Square “didn’t go in trying to change a big part of the market. They took a small target: These small business[es] had a need to be able to accept a credit card, but either couldn’t get access or it was very expensive [to] access. So, Square didn’t start at a big change; it started with that small, universal problem for SMBs,” Cortes said.
Not on Amazon
As for Faire, Cortes designed it as a B2B marketplace that matches small merchants and mom-and-pop shops with small makers and manufacturers, Faire, in many ways, is leaving the core of the experience intact, he noted. Buyers aren’t paying more for the goods than they would have otherwise, and sellers are still making the direct connections to the mom-and-pop shops that are the lifeblood of their organizations.
What the marketplace is designed to do, he said, isn’t so much disrupt that relationship, but improve and streamline it for both sides — and add value that simply wasn’t there before, and do so in part by offering goods not sold on Amazon.
B2B marketplace are not the only place of change and potential improvement when it comes to smaller retail operations and the question of whether they will thrive in the coming years. Local business are getting more visible via big search engines, and if that continues, that could play a big role in sparking more mom-and-pop retail success.
Take Google, perhaps, as the prime example. The Alphabet outfit has steadily improved it local search capabilities. Google had previously only let a handful of celebrities, sports teams, sports leagues, movie studios and museums post notes, images, videos, GIFs and text, but has in recent years opened it up to local small business firms. The businesses can post on Google to get the word out about events, their products and services, or photos to Google Search and Maps.
Ready to Buy
More recently, Google has been making shopping-friendly changes to search that could also benefit local and smaller retail operations.

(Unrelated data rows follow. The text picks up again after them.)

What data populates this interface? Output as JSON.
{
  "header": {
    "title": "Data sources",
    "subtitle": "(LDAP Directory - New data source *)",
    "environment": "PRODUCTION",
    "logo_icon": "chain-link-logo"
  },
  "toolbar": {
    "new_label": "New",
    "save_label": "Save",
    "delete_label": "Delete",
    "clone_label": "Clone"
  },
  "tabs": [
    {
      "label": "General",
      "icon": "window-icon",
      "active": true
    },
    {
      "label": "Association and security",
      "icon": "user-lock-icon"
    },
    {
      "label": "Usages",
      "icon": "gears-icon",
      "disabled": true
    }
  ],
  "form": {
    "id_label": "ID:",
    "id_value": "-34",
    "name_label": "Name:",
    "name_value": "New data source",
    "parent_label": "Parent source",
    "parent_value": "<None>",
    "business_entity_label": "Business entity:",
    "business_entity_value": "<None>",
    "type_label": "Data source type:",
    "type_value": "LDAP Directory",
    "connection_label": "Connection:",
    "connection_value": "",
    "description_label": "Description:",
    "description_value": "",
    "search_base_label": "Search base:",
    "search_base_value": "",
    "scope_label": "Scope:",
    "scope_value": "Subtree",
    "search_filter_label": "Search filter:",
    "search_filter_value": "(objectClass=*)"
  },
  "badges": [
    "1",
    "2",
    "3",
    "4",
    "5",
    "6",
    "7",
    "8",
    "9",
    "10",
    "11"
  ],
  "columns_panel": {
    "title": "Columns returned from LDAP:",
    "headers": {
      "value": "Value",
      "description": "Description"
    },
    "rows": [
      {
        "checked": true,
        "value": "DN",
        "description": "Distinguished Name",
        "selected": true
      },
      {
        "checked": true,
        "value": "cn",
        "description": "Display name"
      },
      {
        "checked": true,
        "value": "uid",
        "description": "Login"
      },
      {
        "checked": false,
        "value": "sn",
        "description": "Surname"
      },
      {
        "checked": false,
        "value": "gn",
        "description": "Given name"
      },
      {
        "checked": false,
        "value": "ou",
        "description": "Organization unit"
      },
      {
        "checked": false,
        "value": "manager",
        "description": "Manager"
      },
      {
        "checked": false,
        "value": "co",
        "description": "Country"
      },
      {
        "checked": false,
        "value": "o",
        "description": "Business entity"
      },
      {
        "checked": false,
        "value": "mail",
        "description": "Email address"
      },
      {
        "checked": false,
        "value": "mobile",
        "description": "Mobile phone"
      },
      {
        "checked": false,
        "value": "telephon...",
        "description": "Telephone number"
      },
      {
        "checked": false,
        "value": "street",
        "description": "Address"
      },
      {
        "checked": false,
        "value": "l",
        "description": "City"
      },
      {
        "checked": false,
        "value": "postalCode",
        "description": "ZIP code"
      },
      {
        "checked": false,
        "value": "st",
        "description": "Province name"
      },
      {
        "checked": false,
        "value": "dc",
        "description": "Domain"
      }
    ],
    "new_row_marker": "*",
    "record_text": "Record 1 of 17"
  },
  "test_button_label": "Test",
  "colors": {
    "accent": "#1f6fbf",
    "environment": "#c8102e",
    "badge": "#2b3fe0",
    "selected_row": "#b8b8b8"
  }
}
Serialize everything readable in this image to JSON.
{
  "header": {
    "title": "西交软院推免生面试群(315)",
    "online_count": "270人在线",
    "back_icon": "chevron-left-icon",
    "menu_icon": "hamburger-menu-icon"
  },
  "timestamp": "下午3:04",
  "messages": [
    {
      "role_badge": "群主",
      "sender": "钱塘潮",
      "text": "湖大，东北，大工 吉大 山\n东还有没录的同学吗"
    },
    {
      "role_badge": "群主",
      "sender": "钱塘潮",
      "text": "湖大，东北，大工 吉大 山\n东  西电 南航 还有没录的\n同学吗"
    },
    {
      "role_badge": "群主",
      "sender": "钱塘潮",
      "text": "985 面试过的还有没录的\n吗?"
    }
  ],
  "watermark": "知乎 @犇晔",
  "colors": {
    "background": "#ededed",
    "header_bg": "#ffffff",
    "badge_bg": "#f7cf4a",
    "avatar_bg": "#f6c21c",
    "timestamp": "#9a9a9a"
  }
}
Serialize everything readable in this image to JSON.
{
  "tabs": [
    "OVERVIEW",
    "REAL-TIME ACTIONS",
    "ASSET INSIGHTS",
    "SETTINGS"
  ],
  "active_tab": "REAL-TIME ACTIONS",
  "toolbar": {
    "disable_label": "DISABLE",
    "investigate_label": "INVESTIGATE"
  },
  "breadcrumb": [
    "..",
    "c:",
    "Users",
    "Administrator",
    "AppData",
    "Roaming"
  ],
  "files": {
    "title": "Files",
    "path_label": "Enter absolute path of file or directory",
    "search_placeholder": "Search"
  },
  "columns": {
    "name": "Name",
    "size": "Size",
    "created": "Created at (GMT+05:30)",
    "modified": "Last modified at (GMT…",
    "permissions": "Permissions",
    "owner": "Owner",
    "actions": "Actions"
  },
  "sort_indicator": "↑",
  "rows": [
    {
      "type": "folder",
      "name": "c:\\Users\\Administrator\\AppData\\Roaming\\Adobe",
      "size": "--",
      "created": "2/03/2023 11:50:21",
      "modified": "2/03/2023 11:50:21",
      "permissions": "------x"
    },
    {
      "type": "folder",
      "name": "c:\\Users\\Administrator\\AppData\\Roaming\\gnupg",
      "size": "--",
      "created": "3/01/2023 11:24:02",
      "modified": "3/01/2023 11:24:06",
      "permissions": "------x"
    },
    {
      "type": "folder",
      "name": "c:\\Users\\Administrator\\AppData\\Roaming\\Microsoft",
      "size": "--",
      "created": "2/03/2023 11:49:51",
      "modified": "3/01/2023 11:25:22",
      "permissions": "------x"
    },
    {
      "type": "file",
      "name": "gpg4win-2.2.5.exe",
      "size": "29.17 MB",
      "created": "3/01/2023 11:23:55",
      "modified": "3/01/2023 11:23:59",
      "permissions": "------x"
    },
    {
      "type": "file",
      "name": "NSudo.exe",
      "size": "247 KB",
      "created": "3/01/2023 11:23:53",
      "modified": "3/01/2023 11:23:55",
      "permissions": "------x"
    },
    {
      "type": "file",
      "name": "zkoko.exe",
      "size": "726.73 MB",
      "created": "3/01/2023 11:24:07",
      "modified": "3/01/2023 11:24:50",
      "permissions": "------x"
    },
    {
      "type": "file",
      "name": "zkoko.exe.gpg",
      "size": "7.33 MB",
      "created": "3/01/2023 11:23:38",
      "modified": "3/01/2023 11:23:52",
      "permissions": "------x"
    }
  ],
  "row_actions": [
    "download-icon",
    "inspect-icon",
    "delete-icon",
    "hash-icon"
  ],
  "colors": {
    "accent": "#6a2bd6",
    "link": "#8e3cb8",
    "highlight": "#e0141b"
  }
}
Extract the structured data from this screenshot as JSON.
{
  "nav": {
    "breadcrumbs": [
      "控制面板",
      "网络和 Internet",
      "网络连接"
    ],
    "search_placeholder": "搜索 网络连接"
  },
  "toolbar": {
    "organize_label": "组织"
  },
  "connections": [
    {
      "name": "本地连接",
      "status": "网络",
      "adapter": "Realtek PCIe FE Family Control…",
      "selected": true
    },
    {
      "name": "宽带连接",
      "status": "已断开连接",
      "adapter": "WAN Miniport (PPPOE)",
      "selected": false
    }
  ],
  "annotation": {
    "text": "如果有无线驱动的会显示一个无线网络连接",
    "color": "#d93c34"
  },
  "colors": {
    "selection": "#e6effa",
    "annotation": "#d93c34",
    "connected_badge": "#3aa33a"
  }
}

According to recent announcements from Google, users will be able to shop at pretty much any Google-associated spot. That will include Search, Google Images, YouTube and a redesigned Google Shopping destination, which is described by Google as “merging the best of Google Express with Google Shopping.”
The idea is both omnichannel — that concept being one of the guiding lights in retail going forward into this new decade — and to make shopping both easier and more accessible via even the smallest local retailers, with an eye toward enabling consumers to more seamlessly find, research and compare goods. And, of course, the aim is to make it easier to buy those goods, how they want, where they want.
“When they’re ready to buy, they can choose to purchase online, in a nearby store and now directly on Google,” the post noted of the expanded contextual commerce play. “For retailers and brands, it brings together ads, local and transactions in one place to help them connect with consumers at the right time.”
It’s folly to count out smaller retailers and mom-and-pop operations, even in his era of bigger, faster, more mobile and more global. But innovations will have to keep up with the challenges.